Communication is crucial
Just because people are family doesn’t mean they necessarily know how to communicate with one another. Family members have disparate personalities and rarely have a common view of how things should be done and to what end. In fact, in many successful family businesses, as in any corporation, there is a surprising amount of disagreement or lack of consensus when new ideas or issues are first being debated and discussed. This can be a healthy thing, as long as people know how to effectively communicate with one another.

Learning to communicate is critical to any company, but especially so in a family-operated business where far more is at stake than just sales. Here are a few important tips:

  • Consider everyone’s point of view. In a typical garden centre a greenhouse manager may not have a say in HR issues,
  • but when that greenhouse manager is also the brother of the HR manager his opinion should have some bearing.
  • Accept and understand that being in a family business does not result in solidarity of opinion.
  • Always keep perspective. The garden centre is more than a job, it’s also the family’s legacy. So, while disagreements on issues may be strong, don’t forget the family’s values are a shared bond and represent a shared commitment to the common good.
  • Create “rules of behaviour” for interaction among family members and abide by them. Being family does not excuse lack of business etiquette or professionalism.

Clearly define your roles
While it is acceptable, and even preferable, for every family member to have a say in the operation of the garden centre, it’s still vital that everyone have a clearly defined job and set of responsibilities. When the business was new and small, perhaps this didn’t matter as much. But you’ve grown over the years, and as the sales multiplied, so too has the work load. Clearly defined roles are now vital to avoid stepping on one another’s toes and creating tensions. They allow people to work more efficiently and provide a clear management structure so employees in any given depeartment know whom they report to and what’s expected of them.

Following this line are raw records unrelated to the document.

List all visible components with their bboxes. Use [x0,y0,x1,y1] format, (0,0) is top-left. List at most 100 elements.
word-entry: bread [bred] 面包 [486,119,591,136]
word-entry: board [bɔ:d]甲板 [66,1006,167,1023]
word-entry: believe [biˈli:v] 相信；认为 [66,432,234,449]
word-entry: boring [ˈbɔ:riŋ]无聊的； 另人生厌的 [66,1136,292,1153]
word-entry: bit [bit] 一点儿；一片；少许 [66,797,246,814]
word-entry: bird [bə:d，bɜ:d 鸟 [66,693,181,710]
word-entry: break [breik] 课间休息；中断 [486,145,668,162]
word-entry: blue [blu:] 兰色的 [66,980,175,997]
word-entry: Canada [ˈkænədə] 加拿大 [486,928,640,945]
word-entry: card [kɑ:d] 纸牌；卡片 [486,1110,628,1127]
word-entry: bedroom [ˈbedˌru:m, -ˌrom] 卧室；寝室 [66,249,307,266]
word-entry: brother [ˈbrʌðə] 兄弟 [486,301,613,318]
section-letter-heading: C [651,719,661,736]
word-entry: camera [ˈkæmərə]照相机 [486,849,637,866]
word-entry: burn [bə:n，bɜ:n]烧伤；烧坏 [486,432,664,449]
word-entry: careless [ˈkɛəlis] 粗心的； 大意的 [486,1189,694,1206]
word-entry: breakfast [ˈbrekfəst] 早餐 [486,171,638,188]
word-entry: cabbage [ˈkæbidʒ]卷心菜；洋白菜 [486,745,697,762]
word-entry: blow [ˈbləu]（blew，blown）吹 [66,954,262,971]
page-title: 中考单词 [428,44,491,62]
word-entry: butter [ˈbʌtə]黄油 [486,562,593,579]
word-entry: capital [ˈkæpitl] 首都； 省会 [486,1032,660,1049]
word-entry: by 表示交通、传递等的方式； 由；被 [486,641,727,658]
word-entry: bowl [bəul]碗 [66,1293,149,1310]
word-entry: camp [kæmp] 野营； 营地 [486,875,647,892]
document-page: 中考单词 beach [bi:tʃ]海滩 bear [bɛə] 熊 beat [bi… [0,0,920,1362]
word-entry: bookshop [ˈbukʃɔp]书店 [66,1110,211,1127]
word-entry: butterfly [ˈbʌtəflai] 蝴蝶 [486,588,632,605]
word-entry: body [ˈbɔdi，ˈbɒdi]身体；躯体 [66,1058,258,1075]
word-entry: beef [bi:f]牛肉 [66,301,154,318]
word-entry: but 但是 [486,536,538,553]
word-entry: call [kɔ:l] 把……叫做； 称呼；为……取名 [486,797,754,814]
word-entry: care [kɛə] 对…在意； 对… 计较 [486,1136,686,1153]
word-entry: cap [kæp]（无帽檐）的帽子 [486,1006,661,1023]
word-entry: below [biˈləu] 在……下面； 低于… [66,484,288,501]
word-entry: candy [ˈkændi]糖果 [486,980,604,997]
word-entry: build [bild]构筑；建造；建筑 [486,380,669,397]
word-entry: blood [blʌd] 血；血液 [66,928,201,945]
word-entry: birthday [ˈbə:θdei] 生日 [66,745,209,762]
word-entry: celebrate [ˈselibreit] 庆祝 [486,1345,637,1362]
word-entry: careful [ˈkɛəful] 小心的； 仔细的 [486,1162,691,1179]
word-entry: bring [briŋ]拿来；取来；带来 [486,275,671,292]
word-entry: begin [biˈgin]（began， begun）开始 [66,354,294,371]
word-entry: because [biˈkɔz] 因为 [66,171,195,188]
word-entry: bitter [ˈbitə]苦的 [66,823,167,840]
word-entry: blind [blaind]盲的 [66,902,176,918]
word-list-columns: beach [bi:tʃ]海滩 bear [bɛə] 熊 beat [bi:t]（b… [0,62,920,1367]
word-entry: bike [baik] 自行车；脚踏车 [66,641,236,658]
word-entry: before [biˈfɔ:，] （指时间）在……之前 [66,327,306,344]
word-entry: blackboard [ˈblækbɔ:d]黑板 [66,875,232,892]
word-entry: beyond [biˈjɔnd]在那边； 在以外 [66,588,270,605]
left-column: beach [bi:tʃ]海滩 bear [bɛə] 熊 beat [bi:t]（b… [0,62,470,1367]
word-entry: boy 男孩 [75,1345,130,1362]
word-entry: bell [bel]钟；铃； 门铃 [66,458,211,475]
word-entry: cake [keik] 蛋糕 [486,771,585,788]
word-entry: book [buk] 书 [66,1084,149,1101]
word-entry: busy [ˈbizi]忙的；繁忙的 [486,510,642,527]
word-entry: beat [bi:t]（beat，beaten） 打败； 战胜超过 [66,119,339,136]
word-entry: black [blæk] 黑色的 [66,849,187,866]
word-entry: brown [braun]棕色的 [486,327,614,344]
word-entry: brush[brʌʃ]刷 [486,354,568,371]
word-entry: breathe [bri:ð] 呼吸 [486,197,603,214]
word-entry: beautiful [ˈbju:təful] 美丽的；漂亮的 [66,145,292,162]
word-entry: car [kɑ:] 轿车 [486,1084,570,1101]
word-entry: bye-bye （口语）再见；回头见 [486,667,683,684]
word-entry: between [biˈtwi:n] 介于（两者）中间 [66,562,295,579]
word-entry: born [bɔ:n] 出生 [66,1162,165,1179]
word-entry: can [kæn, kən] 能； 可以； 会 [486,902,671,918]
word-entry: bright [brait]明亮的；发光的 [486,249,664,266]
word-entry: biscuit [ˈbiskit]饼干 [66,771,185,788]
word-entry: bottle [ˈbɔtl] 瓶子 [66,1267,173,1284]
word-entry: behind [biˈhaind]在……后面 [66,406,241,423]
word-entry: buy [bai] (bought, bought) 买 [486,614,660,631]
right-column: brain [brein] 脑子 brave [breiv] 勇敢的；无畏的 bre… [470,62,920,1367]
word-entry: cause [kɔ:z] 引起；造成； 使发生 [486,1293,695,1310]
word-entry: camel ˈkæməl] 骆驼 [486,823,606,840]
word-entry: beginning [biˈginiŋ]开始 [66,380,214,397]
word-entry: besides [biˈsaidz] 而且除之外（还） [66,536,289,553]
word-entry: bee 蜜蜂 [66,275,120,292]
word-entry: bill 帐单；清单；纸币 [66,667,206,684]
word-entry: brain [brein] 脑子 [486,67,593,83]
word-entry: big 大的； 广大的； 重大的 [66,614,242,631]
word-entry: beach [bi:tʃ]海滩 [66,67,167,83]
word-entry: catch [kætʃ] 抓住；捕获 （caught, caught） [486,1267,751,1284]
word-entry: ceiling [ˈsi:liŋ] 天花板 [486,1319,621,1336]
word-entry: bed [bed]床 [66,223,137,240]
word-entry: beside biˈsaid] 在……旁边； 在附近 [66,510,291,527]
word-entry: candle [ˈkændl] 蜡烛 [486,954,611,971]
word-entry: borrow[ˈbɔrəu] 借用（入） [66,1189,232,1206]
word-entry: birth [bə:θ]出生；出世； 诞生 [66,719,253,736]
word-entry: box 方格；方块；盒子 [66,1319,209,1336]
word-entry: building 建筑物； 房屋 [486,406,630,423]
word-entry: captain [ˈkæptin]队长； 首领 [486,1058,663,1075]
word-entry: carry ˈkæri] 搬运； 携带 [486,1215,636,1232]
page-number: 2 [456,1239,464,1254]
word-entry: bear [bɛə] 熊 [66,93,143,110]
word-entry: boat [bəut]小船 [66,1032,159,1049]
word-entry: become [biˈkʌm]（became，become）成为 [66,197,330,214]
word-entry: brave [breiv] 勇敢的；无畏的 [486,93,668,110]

But it’s not enough to merely define one’s roles. Family members must have clearly defined goals to reach the centre’s strategic objectives, and they must be held accountable, just as would any employee should these objectives not be met. Write out store policies and responsibilities expected of all employees, including family members, and if possible use formal agreements and contracts. The clearer you are, the more secure and content everyone will be.

Most garden centre owners founded their business with the dream of making it a family enterprise, passing it down from generation to generation. That’s a worthy ambition, and sometimes it pans out exactly as imagined in the mind’s eye. In most cases, however, the realities of complex family relationships and never-ending challenges faced by small businesses mean the road is a little more bumpy than was originally expected. There’s no shame in that.

The good news is, with a bit of forethought, some common-sense practices and understanding among all members of the family, these potholes can be easily navigated. The result is well worth the effort: a happy home life and a more efficiently run garden centre. Your children, and perhaps their children, will be the beneficiaries of dynamics you establish today when they inherit the family business.